Respect the Cliff. Respect the Mountain. I climbed the Alpen.

Another fantastic site to check out where to stay when you want to hike the Alps is Map.Wanderland, a Hiking in Switzerland website.

We were hiking a National Route called the Via Alpina. From Griesalp to Murren is considered a section. We went from Griesalp, where we stayed at the Naturfreundehaus Gorneren (considered not to be in Griesalp but Kiental, the next city over.. however only a two-mile walk from town center Griesalp and right on our trail) and climbed the saddle Sefinenfurgge to get to Mürren for the evening. We found Hotel Regina in Murren just as the rain was coming in over the west pass of mountains.

Ah, but lets start at the beginning of our day.

The cow bells stopped ringing about 3am. I can still feel our foamy bed covered in a picky warm sheet. Welcome to real Switzerland, where the Alps are your neighbors. We woke up very early for the first week of our honeymoon, adjusting to the time. Outside of our warm room the hallway was cold. Breakfast downstairs; the coffee, the sweet muesli in milk, toast and jam was good and filling before we prepared for a hike that was to compare in difficulty to Mt. St. Helen, the one that we did last year. ‘Watch your footing,’ Bob from Bend said. I made sure the 64oz of water in my backsack was centered. We said goodbye after potted pictures and started our journey.

This is a look back to Griesalp once we began to climb the saddle.

Hiking from Griesalp to Murren over the saddle, ‘Sefinenfurgge’ took approximately 8 hours. We began about 9 and arrived before 5 in Murren, just in time for the rain showers -with a beer stop for about 45 minutes mid way.  I give this hike ‘The Best Hike in the World Award.’…160lb woman climbs Die Alpen!

I will describe it.

We began at Neufrenhaus, two miles outside of Griesalp, which is on the Via Alpina hiking trail. We walked toward a cork in the landscape -a circular part of land that looked like it’s raised portion had popped up out of the earth. From our chalet it took forty minutes to get to. This hike, which took us into the next town of Steinbergh began on a paved road, past alpacas (buy Alpaca wool signs said!), which led to a gravel drive, then terminated in a suisse country house. There was a blonde 3 1/2 year old who was outside playing in the sawdust pile in his goloshes -we told him hallo. At the house there was a latched gate that we assumed to be the way of the trail. Later confirmed by the white, red, white, stripping painted on a rock to show us we were on the trail, going in the proper direction. As the grass wore out, we crossed heather and pebbled streams. There were black friendly sheep crossing too. Sheep had climbed up very steep mountain sides that amazed us. Then we came to black shale, some fist-sized black rock, large bolders on switch back trails which eventually lead us to a barren -oil spill landscape. The sky was clean, the air crisp, and we were in a cold sweat.

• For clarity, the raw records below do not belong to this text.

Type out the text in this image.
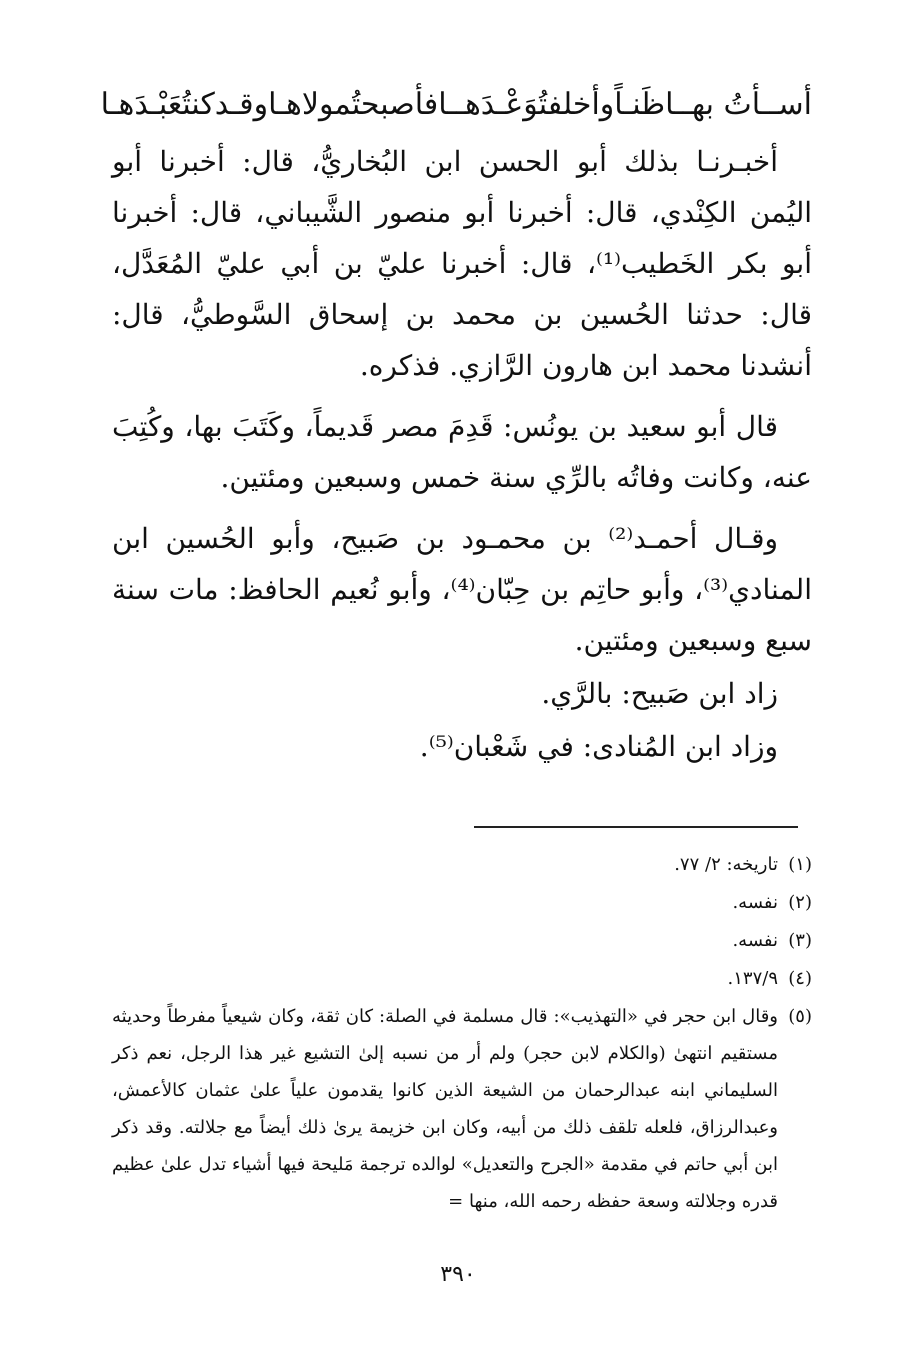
أســأتُ بهــاظَنـاًوأخلفتُوَعْـدَهــا
فأصبحتُمولاهـاوقـدكنتُعَبْـدَهـا

أخبـرنـا بذلك أبو الحسن ابن البُخاريُّ، قال: أخبرنا أبو اليُمن الكِنْدي، قال: أخبرنا أبو منصور الشَّيباني، قال: أخبرنا أبو بكر الخَطيب⁽¹⁾، قال: أخبرنا عليّ بن أبي عليّ المُعَدَّل، قال: حدثنا الحُسين بن محمد بن إسحاق السَّوطيُّ، قال: أنشدنا محمد ابن هارون الرَّازي. فذكره.

قال أبو سعيد بن يونُس: قَدِمَ مصر قَديماً، وكَتَبَ بها، وكُتِبَ عنه، وكانت وفاتُه بالرِّي سنة خمس وسبعين ومئتين.

وقـال أحمـد⁽²⁾ بن محمـود بن صَبيح، وأبو الحُسين ابن المنادي⁽³⁾، وأبو حاتِم بن حِبّان⁽⁴⁾، وأبو نُعيم الحافظ: مات سنة سبع وسبعين ومئتين.

زاد ابن صَبيح: بالرَّي.

وزاد ابن المُنادى: في شَعْبان⁽⁵⁾.

(١)
تاريخه: ٢/ ٧٧.
(٢)
نفسه.
(٣)
نفسه.
(٤)
١٣٧/٩.
(٥)
وقال ابن حجر في «التهذيب»: قال مسلمة في الصلة: كان ثقة، وكان شيعياً مفرطاً وحديثه مستقيم انتهىٰ (والكلام لابن حجر) ولم أر من نسبه إلىٰ التشيع غير هذا الرجل، نعم ذكر السليماني ابنه عبدالرحمان من الشيعة الذين كانوا يقدمون علياً علىٰ عثمان كالأعمش، وعبدالرزاق، فلعله تلقف ذلك من أبيه، وكان ابن خزيمة يرىٰ ذلك أيضاً مع جلالته. وقد ذكر ابن أبي حاتم في مقدمة «الجرح والتعديل» لوالده ترجمة مَليحة فيها أشياء تدل علىٰ عظيم قدره وجلالته وسعة حفظه رحمه الله، منها =
٣٩٠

You could see small people way above and I was leery of actually seeing the check-marked saddle because on other hikes, where mountains are involved, there are many false peaks. Outside of the black landscape we were hiking through, we came closer to the rigid order of mountain tops we could see from our chalet porch the day before. They were much wider, flatter, and snowier when seen at a closer vantage point. They were beautiful and stark on this side of the saddle. The sun reflected directly off the shiny back ground and warmed us plenty.

We saw wooden steps, 1-2 hundred of them that were to bring us to our passage into the second half of our hike down.

(This photo looks back at where we were coming from.)

We walked hand in hand up to the ridge and saw the most beautiful world ~ three sister peaks of Eiger, Munch, and Jungfrau faced us. A spine of land -Poganggen ran just down from where we sat into the alpine view. To the left our ridge rose above us and circled back into a cove -our view, on top of which a 007 scene was filmed in a Bond get-away scene. There was a restaurant built up there somehow.

Surprisingly, there were a lot of people up there. Many people we crossed paths with on our way down were from the U.S. west coast, D.C. people… We earned our lunch and view, so enjoyed sitting for a while on the saddle. At that point you realize that it’s cold, when you have stopped moving and your sweaty shirt isn’t insulating against the wind anymore. It is amazing to think we were sitting at a desk only four days ago, in a world that is six hours younger than we are, as we are standing in the Switzerland alps now.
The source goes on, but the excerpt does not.